Но на этом объекте мне довелось познакомиться ещё с Азотом, Наби, Сардором, далее, чтоб без обид, по алфавиту: Абдуллой, Азизом, Ахмадом, Ахмедом, Гайратом, Омадом.
Сменились и эти, потому что сменились виды работ. В очередной раз прихожу полюбоваться изменениями внутреннего убранства, слышу:
– Ребят, валик никто не видел?
– Работай вот так! Я ему двух лучших Валек дал, Нафигевну и Побарабанову, а он их профуфукал!
– Да нет… эти сидят, пиво угрюмо цедят. Я про тот, что катают.

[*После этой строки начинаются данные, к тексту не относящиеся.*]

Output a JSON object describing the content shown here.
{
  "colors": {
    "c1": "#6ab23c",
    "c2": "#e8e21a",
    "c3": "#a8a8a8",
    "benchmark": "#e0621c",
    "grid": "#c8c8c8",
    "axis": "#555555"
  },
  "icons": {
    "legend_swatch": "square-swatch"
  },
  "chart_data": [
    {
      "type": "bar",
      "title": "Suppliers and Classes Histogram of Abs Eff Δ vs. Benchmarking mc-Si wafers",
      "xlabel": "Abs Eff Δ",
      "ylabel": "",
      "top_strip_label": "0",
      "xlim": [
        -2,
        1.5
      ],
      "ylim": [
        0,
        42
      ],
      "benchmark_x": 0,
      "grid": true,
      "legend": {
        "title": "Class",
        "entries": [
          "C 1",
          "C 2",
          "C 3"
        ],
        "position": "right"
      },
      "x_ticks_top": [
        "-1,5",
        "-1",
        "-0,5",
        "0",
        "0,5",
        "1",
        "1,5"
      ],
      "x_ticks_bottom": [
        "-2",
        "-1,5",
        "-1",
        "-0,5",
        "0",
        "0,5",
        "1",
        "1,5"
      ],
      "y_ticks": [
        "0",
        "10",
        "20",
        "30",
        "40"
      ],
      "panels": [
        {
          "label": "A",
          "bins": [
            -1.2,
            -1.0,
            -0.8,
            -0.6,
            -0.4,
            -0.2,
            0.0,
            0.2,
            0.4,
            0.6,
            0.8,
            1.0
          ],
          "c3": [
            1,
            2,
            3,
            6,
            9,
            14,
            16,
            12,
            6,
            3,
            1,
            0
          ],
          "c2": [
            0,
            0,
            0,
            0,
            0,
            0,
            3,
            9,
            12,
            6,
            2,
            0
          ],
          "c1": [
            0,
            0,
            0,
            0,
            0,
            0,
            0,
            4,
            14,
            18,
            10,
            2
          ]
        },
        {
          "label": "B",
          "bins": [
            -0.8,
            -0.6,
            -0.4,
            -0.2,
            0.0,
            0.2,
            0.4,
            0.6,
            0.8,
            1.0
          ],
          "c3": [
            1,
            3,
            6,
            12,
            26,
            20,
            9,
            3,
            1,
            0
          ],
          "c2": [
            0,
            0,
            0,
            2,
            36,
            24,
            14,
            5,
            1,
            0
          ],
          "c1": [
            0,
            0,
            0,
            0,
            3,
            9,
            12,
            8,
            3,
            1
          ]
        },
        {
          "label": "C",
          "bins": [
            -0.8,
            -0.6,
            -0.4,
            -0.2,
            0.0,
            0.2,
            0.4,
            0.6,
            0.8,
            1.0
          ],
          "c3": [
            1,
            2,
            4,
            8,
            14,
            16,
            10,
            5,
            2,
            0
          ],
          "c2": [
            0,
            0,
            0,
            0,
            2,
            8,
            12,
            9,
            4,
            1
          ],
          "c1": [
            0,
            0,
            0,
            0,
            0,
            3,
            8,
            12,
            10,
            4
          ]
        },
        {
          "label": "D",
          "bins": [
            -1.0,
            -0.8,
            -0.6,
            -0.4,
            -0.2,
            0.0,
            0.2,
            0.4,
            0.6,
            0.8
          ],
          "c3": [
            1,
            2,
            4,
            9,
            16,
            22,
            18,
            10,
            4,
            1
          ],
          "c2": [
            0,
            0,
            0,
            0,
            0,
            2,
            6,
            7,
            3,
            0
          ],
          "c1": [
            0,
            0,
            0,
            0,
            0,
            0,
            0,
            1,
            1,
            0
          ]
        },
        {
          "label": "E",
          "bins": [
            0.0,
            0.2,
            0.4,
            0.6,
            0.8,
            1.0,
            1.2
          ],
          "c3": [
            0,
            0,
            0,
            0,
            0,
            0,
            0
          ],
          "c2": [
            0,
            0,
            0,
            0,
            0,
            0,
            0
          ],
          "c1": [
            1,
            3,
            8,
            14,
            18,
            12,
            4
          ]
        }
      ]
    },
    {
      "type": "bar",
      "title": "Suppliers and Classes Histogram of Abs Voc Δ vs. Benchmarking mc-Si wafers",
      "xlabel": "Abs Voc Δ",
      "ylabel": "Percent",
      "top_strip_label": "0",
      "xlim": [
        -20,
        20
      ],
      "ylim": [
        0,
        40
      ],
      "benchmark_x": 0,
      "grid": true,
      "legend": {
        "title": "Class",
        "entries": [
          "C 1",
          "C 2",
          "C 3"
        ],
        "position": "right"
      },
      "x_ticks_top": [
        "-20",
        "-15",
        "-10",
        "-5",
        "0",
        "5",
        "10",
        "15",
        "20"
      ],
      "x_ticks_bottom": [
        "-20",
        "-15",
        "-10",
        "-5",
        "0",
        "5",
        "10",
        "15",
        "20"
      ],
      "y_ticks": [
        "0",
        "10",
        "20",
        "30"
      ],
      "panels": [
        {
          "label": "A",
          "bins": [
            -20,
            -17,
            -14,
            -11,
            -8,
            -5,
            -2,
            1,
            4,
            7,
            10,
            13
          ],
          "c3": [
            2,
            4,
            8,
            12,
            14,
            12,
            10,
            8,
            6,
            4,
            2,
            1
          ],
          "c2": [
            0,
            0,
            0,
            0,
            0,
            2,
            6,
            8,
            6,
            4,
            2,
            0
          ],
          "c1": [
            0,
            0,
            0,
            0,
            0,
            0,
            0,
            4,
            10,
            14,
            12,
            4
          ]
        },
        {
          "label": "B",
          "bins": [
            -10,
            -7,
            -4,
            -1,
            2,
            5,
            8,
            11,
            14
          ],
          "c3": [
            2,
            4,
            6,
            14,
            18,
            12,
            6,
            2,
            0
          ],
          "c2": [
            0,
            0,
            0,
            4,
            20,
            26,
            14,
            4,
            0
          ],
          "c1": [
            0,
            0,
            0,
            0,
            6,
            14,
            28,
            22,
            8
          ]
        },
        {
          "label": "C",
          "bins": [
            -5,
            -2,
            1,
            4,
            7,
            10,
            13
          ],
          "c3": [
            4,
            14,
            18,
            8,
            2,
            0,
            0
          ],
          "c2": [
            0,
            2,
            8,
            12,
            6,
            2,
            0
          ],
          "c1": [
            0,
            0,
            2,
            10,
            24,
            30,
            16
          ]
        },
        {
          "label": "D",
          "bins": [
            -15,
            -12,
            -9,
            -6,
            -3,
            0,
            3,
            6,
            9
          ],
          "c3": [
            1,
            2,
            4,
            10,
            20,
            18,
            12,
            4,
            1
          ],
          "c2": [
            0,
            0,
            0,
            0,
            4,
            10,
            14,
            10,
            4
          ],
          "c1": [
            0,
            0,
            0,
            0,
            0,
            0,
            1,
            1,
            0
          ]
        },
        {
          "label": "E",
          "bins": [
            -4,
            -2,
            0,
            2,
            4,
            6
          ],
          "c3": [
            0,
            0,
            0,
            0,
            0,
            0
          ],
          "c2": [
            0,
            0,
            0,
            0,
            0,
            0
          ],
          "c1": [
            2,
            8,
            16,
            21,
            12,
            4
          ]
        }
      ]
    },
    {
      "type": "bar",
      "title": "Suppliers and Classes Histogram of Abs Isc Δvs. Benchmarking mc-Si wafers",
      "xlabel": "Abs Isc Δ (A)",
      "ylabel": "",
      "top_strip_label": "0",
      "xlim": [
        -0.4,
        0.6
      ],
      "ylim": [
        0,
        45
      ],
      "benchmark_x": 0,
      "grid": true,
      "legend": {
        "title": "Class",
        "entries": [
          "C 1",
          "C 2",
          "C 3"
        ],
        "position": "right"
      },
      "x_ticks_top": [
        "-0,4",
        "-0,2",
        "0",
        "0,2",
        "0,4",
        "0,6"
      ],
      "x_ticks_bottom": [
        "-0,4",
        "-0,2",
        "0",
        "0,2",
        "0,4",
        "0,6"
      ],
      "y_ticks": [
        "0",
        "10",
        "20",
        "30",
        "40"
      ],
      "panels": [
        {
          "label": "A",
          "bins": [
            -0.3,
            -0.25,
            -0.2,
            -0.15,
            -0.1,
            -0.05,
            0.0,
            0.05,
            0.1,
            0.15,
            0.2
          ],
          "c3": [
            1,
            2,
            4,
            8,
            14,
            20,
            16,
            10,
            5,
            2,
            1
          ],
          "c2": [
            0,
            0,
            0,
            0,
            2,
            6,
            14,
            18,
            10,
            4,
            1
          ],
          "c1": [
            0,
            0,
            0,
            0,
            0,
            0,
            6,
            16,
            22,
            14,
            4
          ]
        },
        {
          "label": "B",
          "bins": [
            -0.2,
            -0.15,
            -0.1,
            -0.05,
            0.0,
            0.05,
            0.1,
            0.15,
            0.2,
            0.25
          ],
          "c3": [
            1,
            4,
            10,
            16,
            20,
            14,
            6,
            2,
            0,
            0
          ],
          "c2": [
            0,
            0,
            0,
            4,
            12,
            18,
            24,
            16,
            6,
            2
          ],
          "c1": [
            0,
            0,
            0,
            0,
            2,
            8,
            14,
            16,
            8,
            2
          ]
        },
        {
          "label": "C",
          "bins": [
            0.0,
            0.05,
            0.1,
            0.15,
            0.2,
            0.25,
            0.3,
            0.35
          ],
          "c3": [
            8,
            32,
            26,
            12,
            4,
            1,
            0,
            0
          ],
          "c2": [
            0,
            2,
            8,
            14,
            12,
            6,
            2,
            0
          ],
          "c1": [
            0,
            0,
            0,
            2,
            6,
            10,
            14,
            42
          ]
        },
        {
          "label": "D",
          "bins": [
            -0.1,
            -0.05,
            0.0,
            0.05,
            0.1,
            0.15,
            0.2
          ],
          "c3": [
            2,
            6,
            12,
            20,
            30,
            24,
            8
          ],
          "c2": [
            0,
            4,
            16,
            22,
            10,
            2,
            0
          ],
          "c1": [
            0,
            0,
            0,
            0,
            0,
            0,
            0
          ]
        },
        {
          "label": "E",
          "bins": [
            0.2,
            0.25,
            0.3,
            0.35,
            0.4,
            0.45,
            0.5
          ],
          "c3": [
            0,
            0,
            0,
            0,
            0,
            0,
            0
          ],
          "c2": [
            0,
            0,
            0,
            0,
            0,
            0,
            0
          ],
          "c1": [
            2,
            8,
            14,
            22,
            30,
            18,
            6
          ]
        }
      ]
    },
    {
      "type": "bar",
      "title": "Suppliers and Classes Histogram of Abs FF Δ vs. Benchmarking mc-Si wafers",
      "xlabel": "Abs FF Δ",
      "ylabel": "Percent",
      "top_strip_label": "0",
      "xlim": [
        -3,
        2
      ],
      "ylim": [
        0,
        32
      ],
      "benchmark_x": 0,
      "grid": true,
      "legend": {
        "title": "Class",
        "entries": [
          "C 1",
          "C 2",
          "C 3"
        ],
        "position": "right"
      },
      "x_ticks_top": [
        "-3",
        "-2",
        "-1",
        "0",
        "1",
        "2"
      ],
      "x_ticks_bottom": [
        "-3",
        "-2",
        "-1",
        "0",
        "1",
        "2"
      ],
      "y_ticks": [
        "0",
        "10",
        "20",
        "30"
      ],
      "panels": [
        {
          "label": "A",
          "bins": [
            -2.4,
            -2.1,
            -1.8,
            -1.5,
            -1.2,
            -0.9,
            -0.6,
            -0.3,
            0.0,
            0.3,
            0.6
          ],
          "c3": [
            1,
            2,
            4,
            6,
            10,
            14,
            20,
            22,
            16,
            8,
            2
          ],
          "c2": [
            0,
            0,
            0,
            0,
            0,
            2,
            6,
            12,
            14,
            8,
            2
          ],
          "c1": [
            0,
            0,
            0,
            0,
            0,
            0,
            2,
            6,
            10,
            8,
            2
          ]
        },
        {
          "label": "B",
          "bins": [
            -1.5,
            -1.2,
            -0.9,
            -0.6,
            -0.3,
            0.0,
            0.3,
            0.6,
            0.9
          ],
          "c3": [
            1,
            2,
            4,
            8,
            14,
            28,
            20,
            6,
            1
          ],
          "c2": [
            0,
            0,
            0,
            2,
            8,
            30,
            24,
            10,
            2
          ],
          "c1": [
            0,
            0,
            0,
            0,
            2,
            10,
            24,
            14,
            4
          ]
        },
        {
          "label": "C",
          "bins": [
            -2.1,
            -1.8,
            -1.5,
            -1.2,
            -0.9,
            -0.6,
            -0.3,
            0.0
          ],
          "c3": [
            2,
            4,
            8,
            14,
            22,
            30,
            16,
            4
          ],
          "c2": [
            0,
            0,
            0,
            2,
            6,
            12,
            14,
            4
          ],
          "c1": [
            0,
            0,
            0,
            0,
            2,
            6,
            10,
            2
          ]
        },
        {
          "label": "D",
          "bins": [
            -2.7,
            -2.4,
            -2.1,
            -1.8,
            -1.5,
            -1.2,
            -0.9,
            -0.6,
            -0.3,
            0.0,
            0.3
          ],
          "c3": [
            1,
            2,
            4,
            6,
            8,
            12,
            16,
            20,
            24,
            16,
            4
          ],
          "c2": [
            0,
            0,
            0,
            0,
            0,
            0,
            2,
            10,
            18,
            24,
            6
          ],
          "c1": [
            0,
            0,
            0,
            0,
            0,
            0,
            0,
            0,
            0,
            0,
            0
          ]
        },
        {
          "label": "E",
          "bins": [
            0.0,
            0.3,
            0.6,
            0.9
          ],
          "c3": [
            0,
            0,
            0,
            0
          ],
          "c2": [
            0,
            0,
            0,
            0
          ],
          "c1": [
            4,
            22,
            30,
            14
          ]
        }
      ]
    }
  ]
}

– Знавал я одного Валика. Катала ещё тот был! Его теперь на нарах катают…
– Главное, когда клеишь обои, чтобы пузырей не было. А то взяли мы как-то два пузыря…
Затихли теперь технические шумы, услышанные этими стенами разные истории и безликие диалоги, творческие согласия и разногласия. Вывезен строительный мусор, выметена пыль, вытянуло сквозняком специфические запахи шпаклёвок, лаков, клеев. Собрана и расставлена мебель. Семёновы готовятся к новоселью!